It wasn't a start that garnered a lot of attention, but when Allen Webster took the mound tonight, there were implications that extended beyond just this one game.
Unfortunately, with the Red Sox in need, Allen Webster did anything but come through. Spotted a two-run lead in the first, Webster immediately gave it all back and more, surrendering a grand slam to Victor Martinez, triggering a Detroit attack that would eventually put up double digits, leaving the Red Sox 10-3 losers.
So why was this start so important? Because right now the rotation is three men deep. Ryan Dempster, Felix Doubront, and John Lackey have, thankfully, come through with much-needed solid performances. While they are not the portion of the rotation the Sox would hope to be relying on, they are nonetheless the three starters providing them with innings at the moment.

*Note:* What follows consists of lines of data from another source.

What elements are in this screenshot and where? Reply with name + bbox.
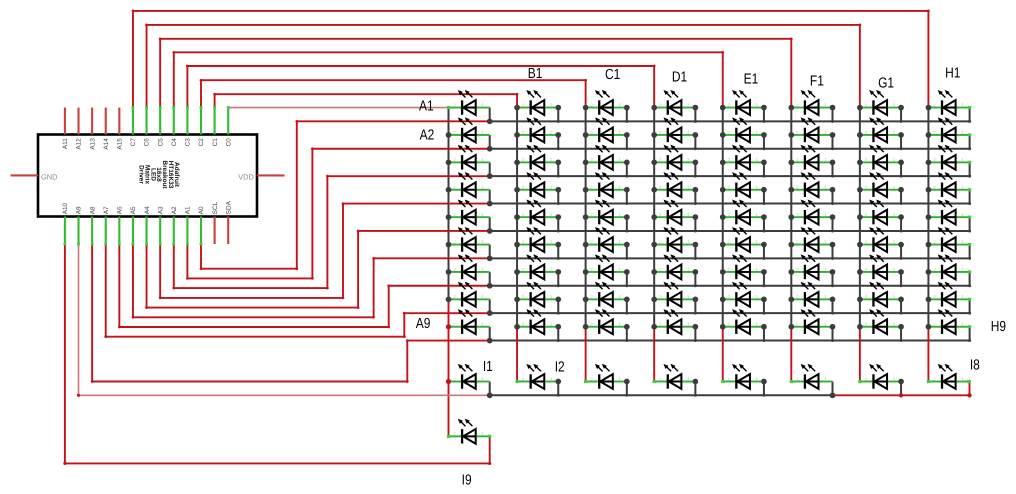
LED H1	[928, 90, 969, 115]
pin GND (left leg)	[11, 174, 39, 176]
LED A7	[449, 254, 490, 279]
wire: column E cathode bus	[722, 108, 724, 327]
svg-text:SDA: SDA	[225, 200, 232, 214]
svg-text:A12: A12	[76, 138, 83, 150]
LED G3	[860, 145, 901, 170]
pin A5 (bottom leg)	[132, 217, 134, 245]
LED G5	[860, 199, 901, 224]
LED D8	[654, 282, 695, 307]
svg-text:D1: D1	[672, 70, 687, 86]
LED A8	[449, 282, 490, 307]
svg-text:C7: C7	[130, 138, 137, 147]
LED E3	[723, 145, 764, 170]
LED D4	[654, 172, 695, 197]
LED B5	[517, 199, 558, 224]
pin C6 (top leg)	[146, 108, 148, 135]
LED D7	[654, 254, 695, 279]
LED F2	[791, 117, 832, 142]
LED G7	[860, 254, 901, 279]
LED H7	[928, 254, 969, 279]
wire: column G cathode bus	[859, 108, 861, 327]
pin A6 (bottom leg)	[118, 217, 120, 245]
wire: row 6 anode bus	[490, 245, 970, 259]
pin VDD (right leg)	[257, 174, 285, 176]
LED H8	[928, 282, 969, 307]
LED B3	[517, 145, 558, 170]
LED H4	[928, 172, 969, 197]
LED E4	[723, 172, 764, 197]
svg-text:G1: G1	[878, 76, 894, 92]
svg-text:C0: C0	[225, 138, 232, 147]
svg-text:A6: A6	[117, 206, 124, 214]
wire: row 8 anode bus	[490, 299, 970, 313]
LED D3	[654, 145, 695, 170]
LED D5	[654, 199, 695, 224]
svg-text:A0: A0	[198, 206, 205, 214]
wire: pin C1 to column B1 top	[215, 94, 517, 107]
pin SDA (bottom leg)	[227, 217, 229, 245]
wire: pin C6 to column G1 top	[147, 25, 860, 108]
LED F9	[791, 309, 832, 334]
pin A1 (bottom leg)	[186, 217, 188, 245]
LED G8	[860, 282, 901, 307]
LED I8	[928, 364, 969, 389]
svg-text:C3: C3	[185, 138, 192, 147]
svg-text:A1: A1	[185, 206, 192, 214]
LED E7	[723, 254, 764, 279]
pin A2 (bottom leg)	[173, 217, 175, 245]
LED B1	[517, 90, 558, 115]
LED B7	[517, 254, 558, 279]
LED G9	[860, 309, 901, 334]
LED D9	[654, 309, 695, 334]
wire: column A cathode bus	[448, 108, 450, 300]
wire: pin A10 to I9 anode	[65, 244, 490, 463]
svg-text:A3: A3	[157, 206, 164, 214]
wire: column B red extension to I-row	[516, 327, 518, 382]
LED C1	[586, 90, 627, 115]
LED I2	[517, 364, 558, 389]
svg-text:SCL: SCL	[212, 201, 219, 214]
wire: pin A6 to row anode line	[119, 244, 489, 327]
LED B6	[517, 227, 558, 252]
pin C5 (top leg)	[159, 108, 161, 135]
LED E2	[723, 117, 764, 142]
LED C7	[586, 254, 627, 279]
wire: I7 anode elbow	[900, 382, 902, 396]
LED A4	[449, 172, 490, 197]
LED B4	[517, 172, 558, 197]
LED E5	[723, 199, 764, 224]
wire: column C cathode bus	[585, 108, 587, 327]
LED B9	[517, 309, 558, 334]
svg-text:F1: F1	[810, 73, 824, 89]
LED F6	[791, 227, 832, 252]
LED F4	[791, 172, 832, 197]
svg-text:C4: C4	[171, 138, 178, 147]
wire: pin A9 to I-row anode line (pale)	[79, 244, 490, 395]
LED A9	[449, 309, 490, 334]
LED F7	[791, 254, 832, 279]
LED C2	[586, 117, 627, 142]
svg-text:A2: A2	[420, 127, 435, 143]
svg-text:A1: A1	[419, 98, 434, 114]
wire: row 7 anode bus	[490, 272, 970, 286]
svg-text:A15: A15	[117, 138, 124, 150]
LED C9	[586, 309, 627, 334]
wire: row 2 anode bus	[490, 135, 970, 149]
LED I3	[586, 364, 627, 389]
svg-text:VDD: VDD	[238, 172, 254, 181]
pin C2 (top leg)	[200, 108, 202, 135]
svg-text:I8: I8	[970, 358, 980, 374]
LED C4	[586, 172, 627, 197]
LED A1	[449, 90, 490, 115]
svg-text:A9: A9	[416, 316, 431, 332]
pin C7 (top leg)	[132, 108, 134, 135]
svg-text:H1: H1	[945, 66, 960, 82]
svg-text:I2: I2	[555, 359, 565, 375]
pin A12 (top leg)	[77, 108, 79, 135]
wire: column D red extension to I-row	[653, 327, 655, 382]
wire: I-row anode bus (dark part I1-I6)	[490, 382, 833, 396]
LED C6	[586, 227, 627, 252]
LED I5	[723, 364, 764, 389]
svg-text:A11: A11	[62, 138, 69, 149]
wire: pin A8 to row 9 anode line	[92, 244, 490, 382]
LED G6	[860, 227, 901, 252]
wire: row 9 anode bus	[490, 327, 970, 341]
pin A13 (top leg)	[91, 108, 93, 135]
pin A8 (bottom leg)	[91, 217, 93, 245]
svg-text:I9: I9	[462, 473, 472, 489]
LED C5	[586, 199, 627, 224]
svg-text:A13: A13	[89, 138, 96, 150]
LED H6	[928, 227, 969, 252]
LED I7	[860, 364, 901, 389]
LED D1	[654, 90, 695, 115]
pin A7 (bottom leg)	[105, 217, 107, 245]
LED H2	[928, 117, 969, 142]
pin C3 (top leg)	[186, 108, 188, 135]
pin C0 (top leg)	[227, 108, 229, 135]
LED A3	[449, 145, 490, 170]
LED C8	[586, 282, 627, 307]
svg-text:Driver: Driver	[137, 165, 144, 184]
LED A6	[449, 227, 490, 252]
pin A0 (bottom leg)	[200, 217, 202, 245]
pin A15 (top leg)	[118, 108, 120, 135]
wire: column F red extension to I-row	[790, 327, 792, 382]
pin A3 (bottom leg)	[159, 217, 161, 245]
wire: pin C7 to column H1 top	[133, 11, 928, 108]
svg-text:A5: A5	[130, 206, 137, 214]
wire: column C red extension to I-row	[585, 327, 587, 382]
wire: column H red extension to I-row	[927, 327, 929, 382]
wire: pin C0 to A1 cathode (pale)	[228, 107, 448, 109]
LED F8	[791, 282, 832, 307]
wire: column A red extension to I1/I9	[448, 299, 450, 436]
wire: row 3 anode bus	[490, 162, 970, 176]
LED A5	[449, 199, 490, 224]
svg-text:C1: C1	[605, 67, 620, 83]
LED H9	[928, 309, 969, 334]
svg-text:A14: A14	[103, 138, 110, 150]
LED E8	[723, 282, 764, 307]
svg-text:I1: I1	[483, 359, 493, 375]
wire: pin A3 to row anode line	[160, 204, 490, 298]
pin A9 (bottom leg)	[77, 217, 79, 245]
LED B8	[517, 282, 558, 307]
wire: row 4 anode bus	[490, 190, 970, 204]
pin A11 (top leg)	[64, 108, 66, 135]
svg-text:A4: A4	[144, 206, 151, 214]
svg-text:H9: H9	[991, 319, 1006, 335]
wire: I-row anode bus (red part I6-I8)	[833, 382, 970, 396]
wire: pin A1 to row anode line	[187, 149, 489, 279]
svg-text:A2: A2	[171, 206, 178, 214]
wire: column F cathode bus	[790, 108, 792, 327]
junction dots: cathode columns	[446, 132, 452, 138]
wire: pin A5 to row anode line	[133, 244, 490, 317]
LED C3	[586, 145, 627, 170]
LED E6	[723, 227, 764, 252]
LED F5	[791, 199, 832, 224]
op-amp/driver IC U1: Adafruit HT16K33 Breakout 16x8 LED Matrix Driver	[38, 135, 257, 217]
pin A14 (top leg)	[105, 108, 107, 135]
svg-text:A7: A7	[103, 206, 110, 214]
connection squares: wire endpoints	[447, 106, 450, 109]
junction dots: anode elbows	[487, 119, 493, 125]
LED F3	[791, 145, 832, 170]
svg-text:C1: C1	[212, 138, 219, 147]
wire: pin C4 to column E1 top	[174, 52, 723, 107]
LED E9	[723, 309, 764, 334]
wire: pin A7 to row anode line	[106, 244, 490, 337]
wire: column H cathode bus	[927, 108, 929, 327]
svg-text:A9: A9	[76, 206, 83, 214]
LED B2	[517, 117, 558, 142]
pin A10 (bottom leg)	[64, 217, 66, 245]
LED F1	[791, 90, 832, 115]
svg-text:A8: A8	[89, 206, 96, 214]
wire: pin C3 to column D1 top	[187, 66, 654, 108]
LED H5	[928, 199, 969, 224]
pin C4 (top leg)	[173, 108, 175, 135]
wire: column D cathode bus	[653, 108, 655, 327]
wire: pin A4 to row anode line	[147, 231, 490, 308]
LED I1	[449, 364, 490, 389]
LED G1	[860, 90, 901, 115]
wire: pin C5 to column F1 top	[160, 39, 791, 108]
wire: column B cathode bus	[516, 108, 518, 327]
svg-text:GND: GND	[41, 172, 57, 181]
pin C1 (top leg)	[214, 108, 216, 135]
svg-text:E1: E1	[744, 72, 759, 88]
LED A2	[449, 117, 490, 142]
pin SCL (bottom leg)	[214, 217, 216, 245]
LED D2	[654, 117, 695, 142]
pin A4 (bottom leg)	[146, 217, 148, 245]
LED G4	[860, 172, 901, 197]
svg-text:C5: C5	[157, 138, 164, 147]
wire: column E red extension to I-row	[722, 327, 724, 382]
svg-text:C6: C6	[144, 138, 151, 147]
junction dots: I-row	[446, 379, 451, 384]
svg-text:C2: C2	[198, 138, 205, 147]
LED D6	[654, 227, 695, 252]
LED I4	[654, 364, 695, 389]
LED I9	[449, 419, 490, 444]
wire: row 5 anode bus	[490, 217, 970, 231]
LED I6	[791, 364, 832, 389]
svg-text:B1: B1	[528, 66, 543, 82]
wire: pin A0 to row anode line	[201, 121, 490, 268]
wire: pin C2 to column C1 top	[201, 80, 586, 107]
svg-text:A10: A10	[62, 202, 69, 214]
wire: row 1 anode bus	[490, 108, 970, 122]
LED E1	[723, 90, 764, 115]
wire: column G red extension to I-row	[859, 327, 861, 382]
LED G2	[860, 117, 901, 142]
wire: pin A2 to row anode line	[174, 176, 490, 288]
LED H3	[928, 145, 969, 170]
bend dots: red wires	[132, 10, 135, 13]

Beyond them, though...well, Webster just took his name out of the running. To be fair to him, he showed the ridiculous stuff that makes him such an interesting prospect, inducing swinging strike after swinging strike. But until he learns to harness it consistently, he's not reliable enough to be making major league starts.
That wouldn't be so much of an issue, but Clay Buchholz still can't find his way back to the mound. His tentative Tuesday start is off the table now as his injury kept him from pitching his bullpen session earlier today, and given how long he's been out, it seems like a minor league rehab stint is inevitable whenever he does manage to start pitching again at all.

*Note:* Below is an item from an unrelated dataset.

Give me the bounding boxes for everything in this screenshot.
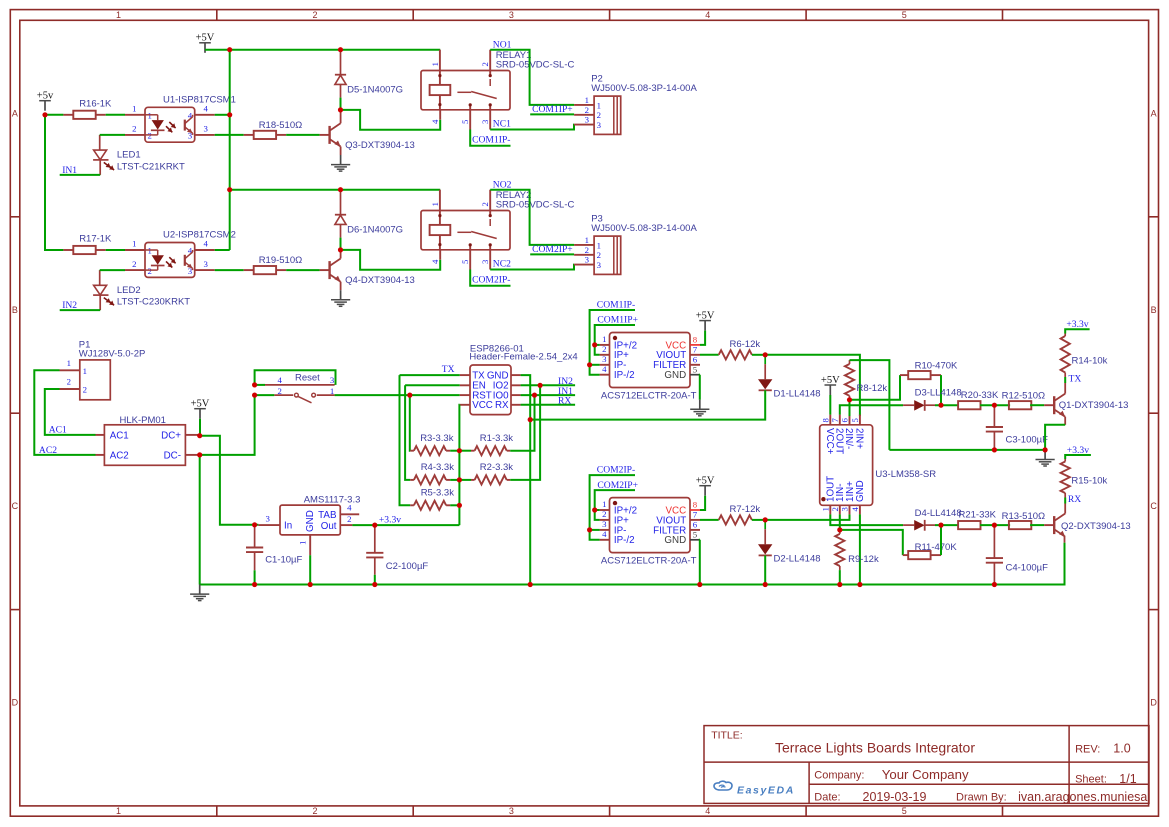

And then there's Jon Lester. Dismal, untenable Jon Lester. How bad has it been? Well, remember how awful it was when John Lackey was starting late in 2011? How every game felt like a sure loss? How nobody could understand why the Sox were willing to throw him out there week after week? After his stint on the disabled list in 2011, from June fifth on, John Lackey had a 5.89 ERA. In his last seven outings, Lester has had a 7.30 mark. It's past time to get him out of the rotation and onto, presumably, the disabled list to work on his issues.

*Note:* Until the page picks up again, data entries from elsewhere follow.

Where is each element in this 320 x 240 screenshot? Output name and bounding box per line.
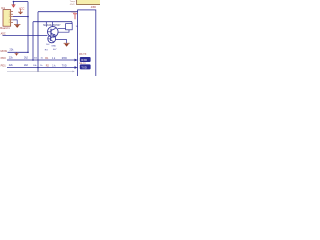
wire vertical B	[32, 22, 34, 60]
supply VCC2 right	[73, 14, 77, 19]
svg-text:TXD: TXD	[81, 65, 87, 69]
svg-text:5: 5	[9, 22, 10, 24]
svg-text:GND: GND	[51, 46, 56, 48]
svg-text:Board 1: Board 1	[0, 26, 10, 30]
junction top VCC	[13, 1, 15, 3]
wire net 3	[33, 21, 72, 23]
svg-text:RX-TX: RX-TX	[79, 63, 86, 65]
wire pin2 to vertical A	[13, 16, 28, 18]
svg-text:1k2: 1k2	[46, 44, 50, 46]
junction row A	[27, 52, 29, 54]
svg-text:VCC: VCC	[71, 12, 76, 14]
wire row C TXD	[7, 67, 75, 69]
wire top net 2	[38, 11, 78, 13]
svg-text:22k: 22k	[10, 48, 15, 51]
wire row A	[8, 51, 29, 53]
svg-text:RXD: RXD	[62, 57, 67, 60]
wire row B RXD	[7, 59, 75, 61]
svg-text:IC1: IC1	[1, 6, 6, 10]
svg-text:MAX232 BC547: MAX232 BC547	[43, 24, 61, 27]
svg-text:4/5/8: 4/5/8	[70, 4, 75, 6]
svg-text:10k: 10k	[34, 58, 38, 60]
IC U1 body	[3, 10, 11, 27]
svg-text:PD1: PD1	[1, 63, 7, 67]
U1 pin numbers	[9, 11, 10, 24]
wire pin4 to G2	[13, 20, 17, 25]
svg-text:1 k: 1 k	[52, 57, 56, 60]
svg-text:ADC: ADC	[1, 33, 6, 36]
svg-text:PD0: PD0	[1, 56, 7, 60]
wire faint row	[7, 70, 72, 72]
junction row C	[37, 67, 39, 69]
junction row B	[32, 59, 34, 61]
ground G1	[18, 9, 23, 14]
wire Q1 base stem	[45, 22, 47, 27]
svg-text:22k: 22k	[9, 64, 14, 67]
svg-text:1 k: 1 k	[52, 64, 56, 67]
junction pin2	[27, 16, 29, 18]
wire vertical A	[27, 2, 29, 53]
ground G2	[14, 25, 20, 28]
junction faint row	[37, 71, 38, 72]
wire R3 to Q1	[58, 30, 69, 32]
svg-text:MOSI: MOSI	[1, 49, 8, 53]
svg-text:2k2: 2k2	[24, 64, 29, 67]
arrow row C	[75, 66, 78, 69]
wire Q2 to ground	[55, 40, 66, 43]
wire Q1 top stem	[52, 22, 54, 27]
transistor Q1	[48, 27, 59, 38]
wire VCC top	[14, 1, 29, 3]
svg-text:1k: 1k	[76, 26, 78, 28]
svg-text:1k: 1k	[40, 65, 43, 67]
arrow row B	[75, 59, 78, 62]
supply VCC symbol	[12, 2, 16, 8]
svg-text:R3: R3	[45, 49, 49, 51]
svg-text:R1: R1	[45, 57, 49, 60]
transistor Q2	[48, 35, 56, 43]
sheet frame box right	[78, 10, 96, 78]
svg-text:2k2: 2k2	[24, 57, 29, 60]
svg-text:VCC: VCC	[19, 6, 25, 10]
svg-text:4k7: 4k7	[53, 49, 57, 51]
svg-text:RX-TX: RX-TX	[79, 53, 87, 56]
port RXD	[80, 57, 91, 62]
wire vertical C	[37, 12, 39, 72]
svg-text:3: 3	[9, 16, 10, 18]
svg-text:22k: 22k	[9, 57, 14, 60]
ground G5 row A	[15, 52, 19, 56]
port TXD	[80, 64, 91, 69]
wire into R3	[71, 22, 73, 24]
ground G4 middle	[64, 43, 70, 47]
svg-text:1k: 1k	[41, 58, 44, 60]
svg-text:4/5R: 4/5R	[91, 6, 96, 9]
U1 pins	[11, 12, 13, 23]
svg-text:R2: R2	[46, 64, 50, 67]
title frame yellow top right	[77, 0, 102, 5]
svg-text:10k: 10k	[33, 65, 37, 67]
arrow faint row	[72, 71, 74, 73]
wire ADC long	[3, 35, 48, 37]
svg-text:RXD: RXD	[81, 58, 87, 62]
svg-text:TXD: TXD	[62, 64, 67, 67]
resistor R3	[66, 24, 73, 30]
wire Q1 collector right	[58, 28, 66, 30]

But who's left to replace him? Even if Franklin Morales hadn't pitched terribly tonight, allowing four of the ten runs, he seems to have hurt his shoulder in the process.
So that leaves Alfredo Aceves and Rubby De La Rosa, the latter having not gone more than six innings yet in the minor leagues.
The Sox aren't quite up against the wall just yet. And if Clay Buchholz gets healthy soon, then this will all be much less of an issue. But for the moment they've seen their depth completely evaporate, to the point where they're either accepting some percentage of their starts will be bad, or left gambling on a peripheral nightmare like Aceves and a guy like Rubby who still hasn't worked his way back to full starting-length outings after Tommy John Surgery.
The Red Sox are still on top of the East, and on top of the American League. But this division is awfully close, and even running for a few weeks with major rotation problems can dramatically change the course of the season. The Sox are facing some dangerous waters, and Allen Webster didn't give them any help navigating them tonight.